The Dante Master kept an extensive library of books on Dante, including many considered heretical or dangerous. One of these was a rare complete set of the fifteen-volume commentary by the late Professore Rossetti, of which most copies had been burned by the professore’s wife, not realizing that the rarer she made the text, the more potent it became. “The Vatican knows,” said the Dante Master, “how dangerous Dante remains to established religion even hundreds of years later.
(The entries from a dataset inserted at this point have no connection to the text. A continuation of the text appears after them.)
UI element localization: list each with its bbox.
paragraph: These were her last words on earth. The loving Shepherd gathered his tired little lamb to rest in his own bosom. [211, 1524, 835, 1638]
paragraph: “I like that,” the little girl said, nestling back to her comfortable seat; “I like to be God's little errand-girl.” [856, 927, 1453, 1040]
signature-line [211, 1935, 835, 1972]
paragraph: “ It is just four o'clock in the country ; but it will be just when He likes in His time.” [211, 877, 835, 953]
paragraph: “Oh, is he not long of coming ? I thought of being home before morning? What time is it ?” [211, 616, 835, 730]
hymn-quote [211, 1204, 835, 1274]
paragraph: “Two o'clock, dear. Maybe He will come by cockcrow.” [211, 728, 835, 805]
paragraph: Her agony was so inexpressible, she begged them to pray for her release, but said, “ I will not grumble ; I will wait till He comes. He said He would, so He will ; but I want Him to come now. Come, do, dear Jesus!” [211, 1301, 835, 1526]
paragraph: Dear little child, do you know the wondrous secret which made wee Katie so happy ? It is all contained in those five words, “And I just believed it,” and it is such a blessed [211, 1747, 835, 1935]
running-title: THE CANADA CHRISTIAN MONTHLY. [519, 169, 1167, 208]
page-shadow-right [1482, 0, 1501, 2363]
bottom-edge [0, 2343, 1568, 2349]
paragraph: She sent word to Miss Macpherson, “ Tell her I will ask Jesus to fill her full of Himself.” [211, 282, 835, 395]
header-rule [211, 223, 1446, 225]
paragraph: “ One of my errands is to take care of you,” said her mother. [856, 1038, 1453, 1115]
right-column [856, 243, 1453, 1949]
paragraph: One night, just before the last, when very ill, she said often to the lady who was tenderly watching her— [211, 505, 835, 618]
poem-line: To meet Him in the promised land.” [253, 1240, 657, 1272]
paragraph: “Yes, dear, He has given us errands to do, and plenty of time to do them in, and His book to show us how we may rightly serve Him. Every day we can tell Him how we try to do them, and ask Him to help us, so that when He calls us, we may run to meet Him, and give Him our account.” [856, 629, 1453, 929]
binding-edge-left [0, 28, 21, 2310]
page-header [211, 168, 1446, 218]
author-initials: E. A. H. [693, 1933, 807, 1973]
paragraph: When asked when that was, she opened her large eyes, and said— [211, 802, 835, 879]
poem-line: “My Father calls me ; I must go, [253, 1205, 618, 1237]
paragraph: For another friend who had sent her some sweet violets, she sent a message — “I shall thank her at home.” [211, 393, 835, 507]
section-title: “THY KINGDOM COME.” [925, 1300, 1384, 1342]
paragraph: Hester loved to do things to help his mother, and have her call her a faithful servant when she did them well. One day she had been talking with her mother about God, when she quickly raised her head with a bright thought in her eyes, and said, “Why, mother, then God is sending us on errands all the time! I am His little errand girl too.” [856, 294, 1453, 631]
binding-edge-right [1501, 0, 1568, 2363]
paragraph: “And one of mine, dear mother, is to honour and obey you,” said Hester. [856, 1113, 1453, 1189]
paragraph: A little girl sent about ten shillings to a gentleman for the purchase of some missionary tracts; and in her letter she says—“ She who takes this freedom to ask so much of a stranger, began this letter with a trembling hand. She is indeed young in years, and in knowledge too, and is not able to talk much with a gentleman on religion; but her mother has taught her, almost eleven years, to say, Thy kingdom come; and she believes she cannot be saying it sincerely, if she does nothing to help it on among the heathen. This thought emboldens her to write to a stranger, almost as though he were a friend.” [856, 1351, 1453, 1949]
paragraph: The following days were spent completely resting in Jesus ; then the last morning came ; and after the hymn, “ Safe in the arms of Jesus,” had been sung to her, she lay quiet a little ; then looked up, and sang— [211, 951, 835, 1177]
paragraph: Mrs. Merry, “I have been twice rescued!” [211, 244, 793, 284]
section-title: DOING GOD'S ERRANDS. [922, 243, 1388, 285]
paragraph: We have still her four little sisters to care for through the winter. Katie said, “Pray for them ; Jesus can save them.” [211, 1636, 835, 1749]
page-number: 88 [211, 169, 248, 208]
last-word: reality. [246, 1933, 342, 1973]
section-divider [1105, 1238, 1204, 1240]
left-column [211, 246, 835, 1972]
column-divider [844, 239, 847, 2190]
The pope has recently banned the word ‘Divine’ from the title of the Comedy.”
Fallow felt dizzy as his knowledge of Dante grew. “What is to be done now?” he asked his tutor.
The Dante Master made a temple of his long fingers as he contemplated. “By asking the question, you will be led to the answer, sooner than you know.”
Returning to England, the preacher also relished the very different material contained in a small booklet (by the current author) entitled The Dante Murders, furthering Fallow’s interest in studying the power of Dante over our minds—a power that reached beyond any mere transitory literature. Around this time, the preacher had been engaged to serve the religious needs of the residents of a Lancashire-area sanatorium that was to open on the property of a former textile mill, which itself had been forced to clos
e after being found to employ children under the age of thirteen without the required school certificates. The place had been built along a canal in a rural county, ideally suited to provide solace from the city. However, the proprietors of the planned sanatorium fell into financial distress, and Reverend Fallow, as well as a superior in his endeavor, were given control over the property. The new Phillip Sanatorium was established. But if it was once to be a place to simply assuage anxieties, it had a different goal at hand now, one handed down by Dante: deliverance.
XVII
The first few days after the disastrous turn of events at the Phillip Sanatorium, the weather grew colder and the routine of the poets at Tudor House churned on; when the streets came alive in the mornings, Browning and Tennyson would arrive cradling the latest newspapers to review with Christina, who was often preparing to visit Gabriel or returning from a visit to him, or on her way to meetings with more barristers at unusual locations to keep them secret from the public. One morning the routine cracked. Tennyson never appeared. The others dispatched word to his London address, and after two messages went unanswered, they learned from a cousin of Tennyson’s in the city that the poet laureate had returned to the Isle of Wight.
Holmes gave up his hotel lodgings and moved into Tudor House in order to maintain his vigil over Sibbie. Though Christina had made up a room for Holmes near Sibbie’s on the second floor, he often slept in the hard chair next to her bed so he would be present to monitor developments. In that same chair he would sit watching her as he whistled and tapped his foot. Other than a few flutters of her eyelashes and occasional twitching in her body, there were no signs of life. He didn’t want to tell the others that prolonged comas most often ended in death within the first weeks. The great secret of success of every form of quackery was hope kept alive, but the fatal gift of science was a prognosis of despair. Holmes’s own medical studies at Harvard had demonstrated to his satisfaction that during sleep there was a diminution of blood flow to the brain, a deadly aspect of such an unnatural condition of unconsciousness as experienced by Sibbie.